Time for shock and awe: Five questions for the ECB

LONDON (Reuters) – This week’s European Central Bank meeting is shaping up as one of the most anticipated in years as the central bank gears up to boost a frail economy with a series of stimulus measures.

 
A global trade war threatens to push the powerhouse German economy into recession and headwinds from Brexit are becoming stronger. No wonder the ECB has all but promised fresh stimulus on Thursday, one of the last steps the bank’s chief Mario Draghi can take before stepping down on Oct. 31.

“This will probably be the most interesting meeting since March 2016 because we have this confluence of economic issues, political issues and a transition to a new president coming together,” said Pictet Wealth Management strategist Frederik Ducrozet.

He was referring to the 2016 meeting where the ECB slashed its depo rate to -0.40%, increased monthly asset purchases to 80 billion euros including corporate bonds, and launched a second round of cheap multi-year loans.

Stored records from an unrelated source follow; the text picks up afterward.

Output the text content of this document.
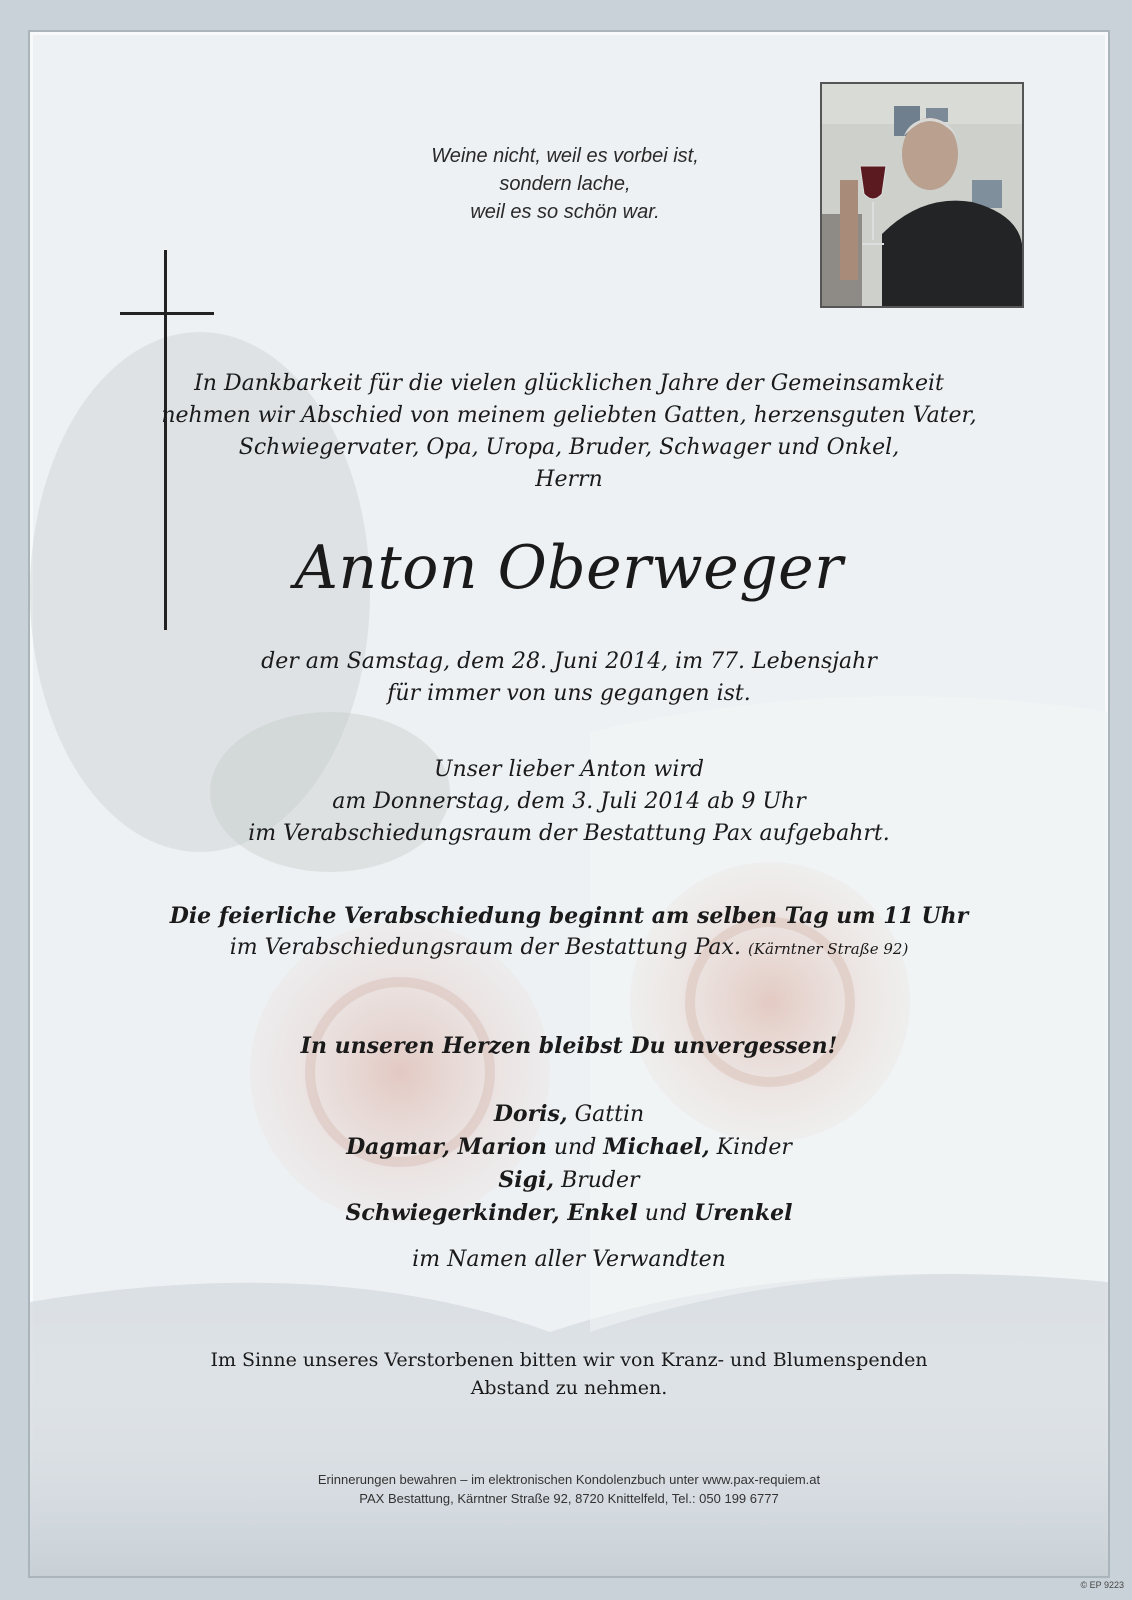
Weine nicht, weil es vorbei ist,
sondern lache,
weil es so schön war.
In Dankbarkeit für die vielen glücklichen Jahre der Gemeinsamkeit
nehmen wir Abschied von meinem geliebten Gatten, herzensguten Vater,
Schwiegervater, Opa, Uropa, Bruder, Schwager und Onkel,
Herrn
Anton Oberweger
der am Samstag, dem 28. Juni 2014, im 77. Lebensjahr
für immer von uns gegangen ist.
Unser lieber Anton wird
am Donnerstag, dem 3. Juli 2014 ab 9 Uhr
im Verabschiedungsraum der Bestattung Pax aufgebahrt.
Die feierliche Verabschiedung beginnt am selben Tag um 11 Uhr
im Verabschiedungsraum der Bestattung Pax. (Kärntner Straße 92)
In unseren Herzen bleibst Du unvergessen!
Doris, Gattin
Dagmar, Marion und Michael, Kinder
Sigi, Bruder
Schwiegerkinder, Enkel und Urenkel
im Namen aller Verwandten
Im Sinne unseres Verstorbenen bitten wir von Kranz- und Blumenspenden
Abstand zu nehmen.
Erinnerungen bewahren – im elektronischen Kondolenzbuch unter www.pax-requiem.at
PAX Bestattung, Kärntner Straße 92, 8720 Knittelfeld, Tel.: 050 199 6777
© EP 9223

Fast forward to this week and here are five key questions for markets:

  1. How low will rates go?

The ECB is leaning toward a package that includes a rate cut, a beefed-up pledge to keep rates low for longer and compensation for banks over the side-effects of negative rates, sources told Reuters last week.

At the very least, markets expect a 10 basis point cut in the deposit rate to -0.50% — the first cut since 2016.

Money market pricing ECBWATCH suggests some investors are betting on a bigger 20 bps cut; nearly a quarter of economists polled by Reuters expect this too.

The ECB may could also use its forward guidance to flag another cut in coming months. Markets price in 35 bps worth of easing in total by end-2020.